— Вам не следует больше бывать у меня, пане Белинец, — с горечью произносит Куртинец.

Я настораживаюсь и вопрошающе смотрю на него.

Похудевший, осунувшийся, угрюмый, он стоит вполоборота ко мне у окна и курит. Анны нет. Вот уже вторая неделя, как она уехала куда-то с детьми. В квартире непривычно тихо, запущенно и уныло.

— Мы с Анной всегда были рады вам, — продолжает Куртинец. — Но теперь приходить ко мне небезопасно.

Так вот он о чем!

— Но я никогда не был трусом, пане Куртинец.

— Не надо быть и безрассудным… А за ваше доброе, дружеское чувство ко мне, — и голос Куртинца звучит ласково, — спасибо.

— Не вам, а мне следовало бы благодарить за это. Что моя дружба!.. У вас и без меня так много друзей.

— И лишних нет ни одного.

— Боже мой, — восклицаю я, — мы говорим с вами, будто прощаемся!

— Так оно и есть, пане Белинец… Уже заготовлен манифест о роспуске нашей партии, и не сегодня-завтра коммунистов объявят вне закона.

Я делаю движение, чтобы подняться с места, но чувствую, что тело не повинуется мне.

— Разве вы не ожидали этого, пане Белинец? — спрашивает Куртинец.

— Ожидал, — признаюсь я. — Все шло к этому.

И в памяти одно за другим проносятся события, последовавшие за мюнхенской трагедией.

Как камень, сорвавшийся с вершины горы, увлекая за собой другие камни, с каждой секундой убыстряет свое движение, и вот уже невозможно глазу уследить за стремительно мчащейся лавиной, так неудержимо неслись эти события к своему трагическому финалу.

Едва только свершилось мюнхенское предательство, как главари профашистских партий Подкарпатской Руси господин Бродий, господин Фенцик и униатский священник Августин Волошин поспешно созвали слет своих сторонников, назвав его национальной радой, и в Прагу полетела петиция о предоставлении нашему краю автономии.

Почти двадцать лет правительство республики обещало Подкарпатской Руси эту записанную в конституции автономию, но всеми правдами и неправдами оттягивало выполнение своего обещания, опасаясь, что благодаря сильному влиянию коммунистической партии большинство мест в сейме окажется у коммунистов.
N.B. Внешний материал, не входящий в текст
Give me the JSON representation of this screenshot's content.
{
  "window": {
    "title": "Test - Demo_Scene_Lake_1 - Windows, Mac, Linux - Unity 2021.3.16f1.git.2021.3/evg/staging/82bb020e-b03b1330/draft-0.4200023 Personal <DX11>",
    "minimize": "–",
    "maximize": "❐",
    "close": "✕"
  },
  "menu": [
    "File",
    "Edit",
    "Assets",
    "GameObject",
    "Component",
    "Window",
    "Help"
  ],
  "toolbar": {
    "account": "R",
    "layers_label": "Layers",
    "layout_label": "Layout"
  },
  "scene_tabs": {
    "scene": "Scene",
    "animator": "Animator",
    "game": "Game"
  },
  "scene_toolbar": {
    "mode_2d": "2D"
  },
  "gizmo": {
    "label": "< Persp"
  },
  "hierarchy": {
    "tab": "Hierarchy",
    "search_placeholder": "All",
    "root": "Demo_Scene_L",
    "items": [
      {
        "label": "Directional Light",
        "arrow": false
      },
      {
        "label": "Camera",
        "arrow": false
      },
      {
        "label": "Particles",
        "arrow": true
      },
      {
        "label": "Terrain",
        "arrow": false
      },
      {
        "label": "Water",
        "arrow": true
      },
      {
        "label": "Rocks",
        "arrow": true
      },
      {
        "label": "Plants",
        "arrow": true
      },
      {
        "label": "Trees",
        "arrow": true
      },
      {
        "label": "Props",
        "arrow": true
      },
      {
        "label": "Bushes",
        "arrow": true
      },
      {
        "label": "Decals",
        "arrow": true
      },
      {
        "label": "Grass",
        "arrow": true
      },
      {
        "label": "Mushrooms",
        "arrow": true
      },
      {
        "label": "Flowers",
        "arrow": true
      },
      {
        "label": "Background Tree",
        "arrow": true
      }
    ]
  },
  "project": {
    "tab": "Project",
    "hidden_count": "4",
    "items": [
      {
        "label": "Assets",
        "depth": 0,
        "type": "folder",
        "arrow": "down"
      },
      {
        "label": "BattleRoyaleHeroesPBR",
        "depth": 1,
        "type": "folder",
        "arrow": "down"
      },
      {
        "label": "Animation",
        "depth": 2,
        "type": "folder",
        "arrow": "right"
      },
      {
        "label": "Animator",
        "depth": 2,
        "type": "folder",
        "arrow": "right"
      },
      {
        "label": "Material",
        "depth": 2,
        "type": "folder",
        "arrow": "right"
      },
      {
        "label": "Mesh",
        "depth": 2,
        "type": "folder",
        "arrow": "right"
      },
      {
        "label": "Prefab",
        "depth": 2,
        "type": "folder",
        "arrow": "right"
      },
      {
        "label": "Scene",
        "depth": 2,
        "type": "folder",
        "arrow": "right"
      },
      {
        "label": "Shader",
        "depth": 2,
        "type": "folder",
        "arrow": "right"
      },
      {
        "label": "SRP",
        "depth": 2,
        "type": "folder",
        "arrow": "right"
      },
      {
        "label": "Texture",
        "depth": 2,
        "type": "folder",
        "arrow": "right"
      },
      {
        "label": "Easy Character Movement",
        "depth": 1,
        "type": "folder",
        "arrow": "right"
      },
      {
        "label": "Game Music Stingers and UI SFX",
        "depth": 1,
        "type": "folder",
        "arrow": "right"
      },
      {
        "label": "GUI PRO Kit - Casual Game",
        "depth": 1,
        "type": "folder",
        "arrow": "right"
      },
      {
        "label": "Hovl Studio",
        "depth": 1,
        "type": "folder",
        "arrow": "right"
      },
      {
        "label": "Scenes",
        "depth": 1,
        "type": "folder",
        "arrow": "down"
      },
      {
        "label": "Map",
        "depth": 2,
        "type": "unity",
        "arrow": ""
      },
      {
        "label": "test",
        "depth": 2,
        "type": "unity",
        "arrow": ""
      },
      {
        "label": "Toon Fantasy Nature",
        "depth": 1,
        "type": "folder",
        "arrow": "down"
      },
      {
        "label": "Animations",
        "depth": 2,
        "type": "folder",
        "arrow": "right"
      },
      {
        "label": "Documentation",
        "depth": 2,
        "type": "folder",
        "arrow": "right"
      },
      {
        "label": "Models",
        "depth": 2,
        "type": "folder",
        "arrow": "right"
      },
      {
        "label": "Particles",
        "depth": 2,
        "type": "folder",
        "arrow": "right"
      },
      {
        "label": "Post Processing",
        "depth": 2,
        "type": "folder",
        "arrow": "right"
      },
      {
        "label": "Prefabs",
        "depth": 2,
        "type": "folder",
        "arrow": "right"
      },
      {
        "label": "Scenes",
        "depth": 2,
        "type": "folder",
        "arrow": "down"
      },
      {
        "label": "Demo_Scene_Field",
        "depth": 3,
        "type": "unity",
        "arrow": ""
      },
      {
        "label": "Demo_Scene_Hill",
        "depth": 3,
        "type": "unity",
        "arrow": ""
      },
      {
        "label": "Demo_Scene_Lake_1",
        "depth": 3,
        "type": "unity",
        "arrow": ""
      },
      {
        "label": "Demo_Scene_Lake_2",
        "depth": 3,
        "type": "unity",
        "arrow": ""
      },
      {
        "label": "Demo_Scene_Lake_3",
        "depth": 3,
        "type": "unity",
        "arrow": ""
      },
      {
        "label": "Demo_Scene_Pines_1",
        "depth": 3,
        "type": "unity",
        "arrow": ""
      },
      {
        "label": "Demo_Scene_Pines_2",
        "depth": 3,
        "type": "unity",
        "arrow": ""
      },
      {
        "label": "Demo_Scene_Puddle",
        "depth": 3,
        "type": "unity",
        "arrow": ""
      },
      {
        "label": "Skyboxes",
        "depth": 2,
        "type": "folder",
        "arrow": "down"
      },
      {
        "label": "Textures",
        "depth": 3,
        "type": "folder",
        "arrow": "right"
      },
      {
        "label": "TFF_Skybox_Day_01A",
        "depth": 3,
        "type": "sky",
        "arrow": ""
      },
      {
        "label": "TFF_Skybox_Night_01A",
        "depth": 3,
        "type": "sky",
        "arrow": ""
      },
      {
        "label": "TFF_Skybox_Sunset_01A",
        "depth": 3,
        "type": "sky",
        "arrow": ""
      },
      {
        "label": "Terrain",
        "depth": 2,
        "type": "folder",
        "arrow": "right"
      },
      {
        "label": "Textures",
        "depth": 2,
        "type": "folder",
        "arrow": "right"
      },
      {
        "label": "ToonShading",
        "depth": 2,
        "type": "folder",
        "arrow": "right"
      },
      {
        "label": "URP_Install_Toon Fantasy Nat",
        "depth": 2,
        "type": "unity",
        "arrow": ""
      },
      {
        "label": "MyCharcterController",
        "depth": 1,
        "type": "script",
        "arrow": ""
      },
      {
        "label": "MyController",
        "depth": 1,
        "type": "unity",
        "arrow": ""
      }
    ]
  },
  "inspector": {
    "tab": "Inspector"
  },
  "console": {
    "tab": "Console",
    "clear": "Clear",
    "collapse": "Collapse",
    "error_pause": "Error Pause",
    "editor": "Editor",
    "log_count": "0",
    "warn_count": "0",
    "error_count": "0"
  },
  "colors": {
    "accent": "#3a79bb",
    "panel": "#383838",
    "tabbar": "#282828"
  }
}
Теперь автономию требовал не народ, а Бродий, Фенцик, Волошин — люди, бывшие не на плохом счету в Берлине.

Вопрос об автономии был решен в течение нескольких дней, и она свалилась на нас, как гром с ясного неба.

В большом зале ужгородского отеля «Корона» собрали по этому торжественному случаю представителей интеллигенции.

По просьбе Куртинца пошел на это собрание и я, для того чтобы написать о нем отчет в газету «Карпатская правда».

В одной из боковых комнат, где собирались приглашенные, встретил меня пан превелебный Новак.

— Рад, сын мой, что вижу вас здесь в этот светлый, ниспосланный нам богом час. И надеюсь, что теперь и вы будете с нами.

— С кем же, отче? — спросил я.

— С теми, кто под десницей божьей будет созидать будущее нашего народа.

В шелковой, вкрадчиво шуршащей сутане, прямой, высокий, он вел меня через зал, ища глазами укромное место, где можно было бы присесть. Наконец он нашел его в дальнем углу и, опустившись в кресло, знаком пригласил меня сесть в другое, свободное, напротив себя.

— Я давно искал случая поговорить с вами, пане Белинец, — сказал Новак. — Я ценю ваши познания, ваше мужество, которое, увы, было направлено по ложному пути.

— Вот этого как раз я и не нахожу, отче, — ответил я сдержанно.

— Напрасно, — и мелкие морщинки на лице пана превелебного дрогнули. — Вы украинец, и ваше похвальное стремление служить людям должно обрести свое истинное русло.

— В чем же оно? — насторожился я.

— В служении нашей украинской нации.

— Я и до сих пор служил ей, отче, по мере своих, сил.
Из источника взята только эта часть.